Friday, August 4, 2017

Supervised “sandlot” teams throw youth baseball into extra innings by Walter Lunt

Windham’s Little League season is long over. Baseball is not. League play ended on June 17 with the championship and all-star games. But then, wait! Beat the drum and hold the phone - players on both the winning and losing teams wanted to play on.
Liam Kalakowsky’s mom, Erin, remembers a conversation with her son the day after the big games.

“He seemed depressed and sad. I assumed it was because his team lost the game, but when I asked him he said he didn’t care about that, he was feeling down because the season was over.”

So, Erin started texting other moms. Likewise, their sons and daughters still wanted to play. What about pick-up games? Can we do that?

Enter Mike Butterfield, a member of the Board of Windham Little League. Continued League play was not in the cards, but Butterfield was determined to put youth baseball into overtime. The moms’ text chain had attracted 10 or more interested parents.
“My son was bummed when the season ended, so (pick-up play) was a great idea, it keeps the interest up,” said Butterfield.

Butterfield contacted school officials about the use of fields at Manchester School. He also started a Facebook page. After conferring with other parents, a game plan began to form; a plan distinctive for its lack of formality: no practices or drills, just games, no umpires, communal coaching, random teams, adult pitching, outs from the field only and play open to all boys and girls, ages six to twelve. 

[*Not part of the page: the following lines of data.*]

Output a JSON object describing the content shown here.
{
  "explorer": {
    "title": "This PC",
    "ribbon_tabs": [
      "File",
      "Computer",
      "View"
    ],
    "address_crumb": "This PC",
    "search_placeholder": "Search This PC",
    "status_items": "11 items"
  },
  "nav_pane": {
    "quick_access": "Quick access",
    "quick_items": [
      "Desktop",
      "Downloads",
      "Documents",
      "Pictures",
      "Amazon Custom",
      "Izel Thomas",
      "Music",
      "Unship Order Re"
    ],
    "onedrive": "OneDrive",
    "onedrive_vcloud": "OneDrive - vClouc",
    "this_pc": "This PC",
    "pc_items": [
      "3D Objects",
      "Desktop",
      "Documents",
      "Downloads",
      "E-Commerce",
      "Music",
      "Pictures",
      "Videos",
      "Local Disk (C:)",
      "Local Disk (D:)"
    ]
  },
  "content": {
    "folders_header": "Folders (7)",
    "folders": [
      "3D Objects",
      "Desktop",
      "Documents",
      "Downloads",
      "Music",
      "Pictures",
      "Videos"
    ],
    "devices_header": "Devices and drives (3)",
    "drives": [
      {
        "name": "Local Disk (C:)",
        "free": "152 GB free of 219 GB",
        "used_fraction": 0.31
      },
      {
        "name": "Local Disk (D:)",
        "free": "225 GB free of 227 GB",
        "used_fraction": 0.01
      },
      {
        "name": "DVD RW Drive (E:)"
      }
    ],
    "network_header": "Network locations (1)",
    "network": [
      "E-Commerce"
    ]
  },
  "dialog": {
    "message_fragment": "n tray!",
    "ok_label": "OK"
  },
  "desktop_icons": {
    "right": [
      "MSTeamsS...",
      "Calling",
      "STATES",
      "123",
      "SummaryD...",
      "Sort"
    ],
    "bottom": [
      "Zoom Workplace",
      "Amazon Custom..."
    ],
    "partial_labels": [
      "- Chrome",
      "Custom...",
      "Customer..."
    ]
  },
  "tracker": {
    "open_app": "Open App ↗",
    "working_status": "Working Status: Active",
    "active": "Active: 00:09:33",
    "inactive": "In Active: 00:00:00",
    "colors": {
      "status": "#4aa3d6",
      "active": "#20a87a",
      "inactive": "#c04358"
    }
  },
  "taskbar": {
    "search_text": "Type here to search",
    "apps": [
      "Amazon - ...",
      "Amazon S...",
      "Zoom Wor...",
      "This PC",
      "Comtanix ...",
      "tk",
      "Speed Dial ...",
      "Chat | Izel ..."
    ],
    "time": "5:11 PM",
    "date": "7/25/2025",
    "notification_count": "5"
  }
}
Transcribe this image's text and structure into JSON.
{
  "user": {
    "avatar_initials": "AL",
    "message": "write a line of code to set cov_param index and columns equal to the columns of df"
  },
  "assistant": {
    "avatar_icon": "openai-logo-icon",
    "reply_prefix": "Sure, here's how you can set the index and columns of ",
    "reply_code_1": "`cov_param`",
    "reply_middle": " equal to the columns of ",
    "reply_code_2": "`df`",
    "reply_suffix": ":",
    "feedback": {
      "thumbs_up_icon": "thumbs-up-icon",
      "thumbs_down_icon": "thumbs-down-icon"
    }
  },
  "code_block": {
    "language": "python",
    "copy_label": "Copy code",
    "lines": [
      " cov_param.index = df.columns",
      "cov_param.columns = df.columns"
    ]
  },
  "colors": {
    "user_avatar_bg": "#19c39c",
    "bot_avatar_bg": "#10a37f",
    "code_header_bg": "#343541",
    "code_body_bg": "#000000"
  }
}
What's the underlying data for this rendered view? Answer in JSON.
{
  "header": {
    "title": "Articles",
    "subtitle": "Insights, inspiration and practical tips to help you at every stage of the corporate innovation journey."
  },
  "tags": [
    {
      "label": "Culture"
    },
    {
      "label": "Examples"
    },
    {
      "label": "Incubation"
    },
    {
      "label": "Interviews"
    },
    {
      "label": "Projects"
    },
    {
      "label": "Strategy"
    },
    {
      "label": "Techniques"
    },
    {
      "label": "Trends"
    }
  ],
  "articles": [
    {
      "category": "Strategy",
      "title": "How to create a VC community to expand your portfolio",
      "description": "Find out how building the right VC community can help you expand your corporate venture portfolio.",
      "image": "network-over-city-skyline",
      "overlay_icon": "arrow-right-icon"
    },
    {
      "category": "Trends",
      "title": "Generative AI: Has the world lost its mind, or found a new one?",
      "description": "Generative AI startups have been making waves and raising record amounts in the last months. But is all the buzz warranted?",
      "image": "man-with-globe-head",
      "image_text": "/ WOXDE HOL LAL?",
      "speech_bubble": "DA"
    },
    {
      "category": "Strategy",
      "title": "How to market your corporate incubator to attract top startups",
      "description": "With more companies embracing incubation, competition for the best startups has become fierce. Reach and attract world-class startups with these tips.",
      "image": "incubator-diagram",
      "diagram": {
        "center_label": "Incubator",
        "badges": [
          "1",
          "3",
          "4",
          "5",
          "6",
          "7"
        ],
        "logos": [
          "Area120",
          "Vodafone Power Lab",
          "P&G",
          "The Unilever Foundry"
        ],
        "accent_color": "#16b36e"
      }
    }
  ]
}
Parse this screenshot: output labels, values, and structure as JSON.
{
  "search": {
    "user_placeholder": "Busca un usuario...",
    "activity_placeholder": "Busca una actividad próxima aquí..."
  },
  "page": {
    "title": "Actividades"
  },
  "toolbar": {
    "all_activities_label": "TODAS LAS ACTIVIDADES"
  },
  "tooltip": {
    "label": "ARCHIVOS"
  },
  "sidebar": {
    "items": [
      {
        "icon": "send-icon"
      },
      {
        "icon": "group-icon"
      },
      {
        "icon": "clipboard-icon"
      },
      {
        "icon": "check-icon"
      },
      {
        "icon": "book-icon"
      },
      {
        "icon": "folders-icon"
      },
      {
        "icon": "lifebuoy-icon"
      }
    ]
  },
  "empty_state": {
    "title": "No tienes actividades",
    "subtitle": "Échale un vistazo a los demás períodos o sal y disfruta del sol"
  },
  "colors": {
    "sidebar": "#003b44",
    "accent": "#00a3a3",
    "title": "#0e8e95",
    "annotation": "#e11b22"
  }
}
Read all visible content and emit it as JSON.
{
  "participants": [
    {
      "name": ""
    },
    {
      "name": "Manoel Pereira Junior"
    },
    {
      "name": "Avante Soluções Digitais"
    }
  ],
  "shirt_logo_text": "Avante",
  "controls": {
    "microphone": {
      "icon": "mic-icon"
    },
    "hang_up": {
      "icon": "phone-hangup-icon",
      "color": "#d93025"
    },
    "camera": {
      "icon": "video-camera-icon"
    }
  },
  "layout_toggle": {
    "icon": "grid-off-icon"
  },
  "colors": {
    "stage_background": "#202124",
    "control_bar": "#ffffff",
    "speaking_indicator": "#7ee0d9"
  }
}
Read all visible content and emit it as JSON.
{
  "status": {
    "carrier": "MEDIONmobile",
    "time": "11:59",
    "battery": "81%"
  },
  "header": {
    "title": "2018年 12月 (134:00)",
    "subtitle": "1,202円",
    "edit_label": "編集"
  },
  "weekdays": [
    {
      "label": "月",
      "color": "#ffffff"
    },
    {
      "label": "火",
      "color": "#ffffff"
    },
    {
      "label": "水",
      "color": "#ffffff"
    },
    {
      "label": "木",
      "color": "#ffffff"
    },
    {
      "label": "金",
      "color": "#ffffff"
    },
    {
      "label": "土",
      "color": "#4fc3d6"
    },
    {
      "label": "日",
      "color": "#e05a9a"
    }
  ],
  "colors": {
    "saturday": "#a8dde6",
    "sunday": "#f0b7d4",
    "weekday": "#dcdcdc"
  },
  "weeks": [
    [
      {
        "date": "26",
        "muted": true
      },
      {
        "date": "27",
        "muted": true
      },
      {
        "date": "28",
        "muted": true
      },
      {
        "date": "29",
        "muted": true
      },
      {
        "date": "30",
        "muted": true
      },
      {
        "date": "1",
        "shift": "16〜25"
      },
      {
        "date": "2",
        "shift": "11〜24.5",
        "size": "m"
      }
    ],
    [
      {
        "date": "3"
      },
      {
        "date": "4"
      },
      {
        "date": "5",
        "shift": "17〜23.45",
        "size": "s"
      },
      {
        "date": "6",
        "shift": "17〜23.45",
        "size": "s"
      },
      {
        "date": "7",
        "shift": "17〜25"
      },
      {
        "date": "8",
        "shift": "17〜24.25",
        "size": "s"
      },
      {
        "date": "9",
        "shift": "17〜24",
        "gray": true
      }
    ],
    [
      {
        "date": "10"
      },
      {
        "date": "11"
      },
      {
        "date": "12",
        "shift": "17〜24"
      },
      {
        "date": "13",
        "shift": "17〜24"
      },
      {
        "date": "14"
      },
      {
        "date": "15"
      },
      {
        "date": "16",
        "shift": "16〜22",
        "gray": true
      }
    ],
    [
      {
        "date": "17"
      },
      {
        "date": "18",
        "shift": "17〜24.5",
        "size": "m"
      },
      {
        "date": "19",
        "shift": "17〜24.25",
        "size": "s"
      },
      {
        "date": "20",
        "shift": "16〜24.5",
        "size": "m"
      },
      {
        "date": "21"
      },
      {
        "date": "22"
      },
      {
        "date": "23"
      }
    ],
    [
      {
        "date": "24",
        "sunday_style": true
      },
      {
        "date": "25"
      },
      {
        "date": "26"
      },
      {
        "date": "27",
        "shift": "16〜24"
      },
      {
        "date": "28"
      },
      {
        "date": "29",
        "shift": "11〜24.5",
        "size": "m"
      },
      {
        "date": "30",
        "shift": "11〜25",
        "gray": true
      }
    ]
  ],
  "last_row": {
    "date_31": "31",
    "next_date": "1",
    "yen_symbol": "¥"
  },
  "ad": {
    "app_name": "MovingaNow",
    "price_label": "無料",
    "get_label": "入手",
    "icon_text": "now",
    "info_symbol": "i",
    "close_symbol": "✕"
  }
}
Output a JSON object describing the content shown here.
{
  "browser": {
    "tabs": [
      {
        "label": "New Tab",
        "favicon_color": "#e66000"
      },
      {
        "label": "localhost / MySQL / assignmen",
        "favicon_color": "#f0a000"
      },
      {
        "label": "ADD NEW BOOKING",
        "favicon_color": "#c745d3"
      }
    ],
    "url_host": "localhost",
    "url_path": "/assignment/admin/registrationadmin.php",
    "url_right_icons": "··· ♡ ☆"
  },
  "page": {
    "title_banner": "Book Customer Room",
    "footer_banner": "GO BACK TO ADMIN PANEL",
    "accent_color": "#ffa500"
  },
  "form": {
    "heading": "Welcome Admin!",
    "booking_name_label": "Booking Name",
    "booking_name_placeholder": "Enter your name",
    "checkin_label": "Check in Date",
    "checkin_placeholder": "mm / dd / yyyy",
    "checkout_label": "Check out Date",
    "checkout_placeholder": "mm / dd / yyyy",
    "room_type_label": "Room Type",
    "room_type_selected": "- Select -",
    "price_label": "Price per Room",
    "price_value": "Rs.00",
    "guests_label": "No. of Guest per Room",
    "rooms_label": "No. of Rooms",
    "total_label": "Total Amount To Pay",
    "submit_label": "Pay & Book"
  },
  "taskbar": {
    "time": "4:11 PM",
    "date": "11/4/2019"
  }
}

Sandlot baseball had its official debut on July 5.

Butterfield’s pre-game instructions to the players are, like the rules, simple. “Okay, you guys, before you choose teams, I want you to remember why we’re here. We’re here because we all just want to play to baseball, the greatest game in the world.”

During play, suggestions for improvement come from both adults and the kids themselves. Calls on plays are usually made by the adult standing closest to the play. Disagreements are rare, and conflicts nonexistent. 

“The girls want to improve their softball game, explained Butterfield, “So we’ll pitch ‘em a softball if they want it. When they play defensive, they field baseballs.”

Two young players from the coach-pitch division of Little League were particularly energetic and spunky during one recent game. They swung hard, ran fast and made frequent loud calls of encouragement to older players, obviously seeking their attention. The adult pitchers moved off the mound to offer more generous pitches to the young hitters. Both got hits, and cheers.

“The little guys are obviously giving 110 percent,” observed parent coach Chris McDonald.

The games, dubbed the sandlot league, have grown in popularity over their four weeks. Twelve players showed up the first week in early July. By August, the numbers grew to 22, with parents and grandparents in tow.

“We welcome all kids who just want to play, not just Little Leaguers,” says Butterfield. One recent week saw one participant from Gray and three sets of brothers/sisters.
“It’s going really well,” observed Liam, eight, “lots of people are coming.”

“We’re here for the love of the game,” commented Cory Butterfield, whose son, Mason, vows to play until the end of October.

Sandlot moved to Lowell/Ciccerone field in East Windham. Master caretaker Bill Ciccerone keeps new grass on the field and prepares the grounds each Wednesday in time for the 6 p.m. start of play. 

After the start of school later this month, the games will be played on Sunday afternoons. Abby Vopal, whose daughter Sophia recently played minors division softball said, “These kids are chomping at the bit to get on the field; they’re having a blast.” She explained how Sophia was taken aback by her brother’s opportunity to participate in sandlot. Her enthusiasm to join opened the way for girls to play.

Willow Washburn, 10, was playing her first game of sandlot and observed, “I was nervous at first, but I figured boys are just boys, and they don’t really bother me. I love how we use baseballs and softballs.”

Tate Robinson, nine, who played minors division baseball, said he was there to improve his game. “Now I know more stuff,” he said, “I’ll get better at baseball.”

Anna Herald, 11, said she kept hearing about sandlot and “convinced my parents to come.”

Her brother, Graham summed up the experience this way: “You get to learn. It’s America’s pastime.”
As expressed in John Fogerty’s popular youth baseball anthem “Centerfield” - if you’ve got a beat-up glove and you’re ready to play, go see the coach, mighty Mike Butterfield. He’ll put you in.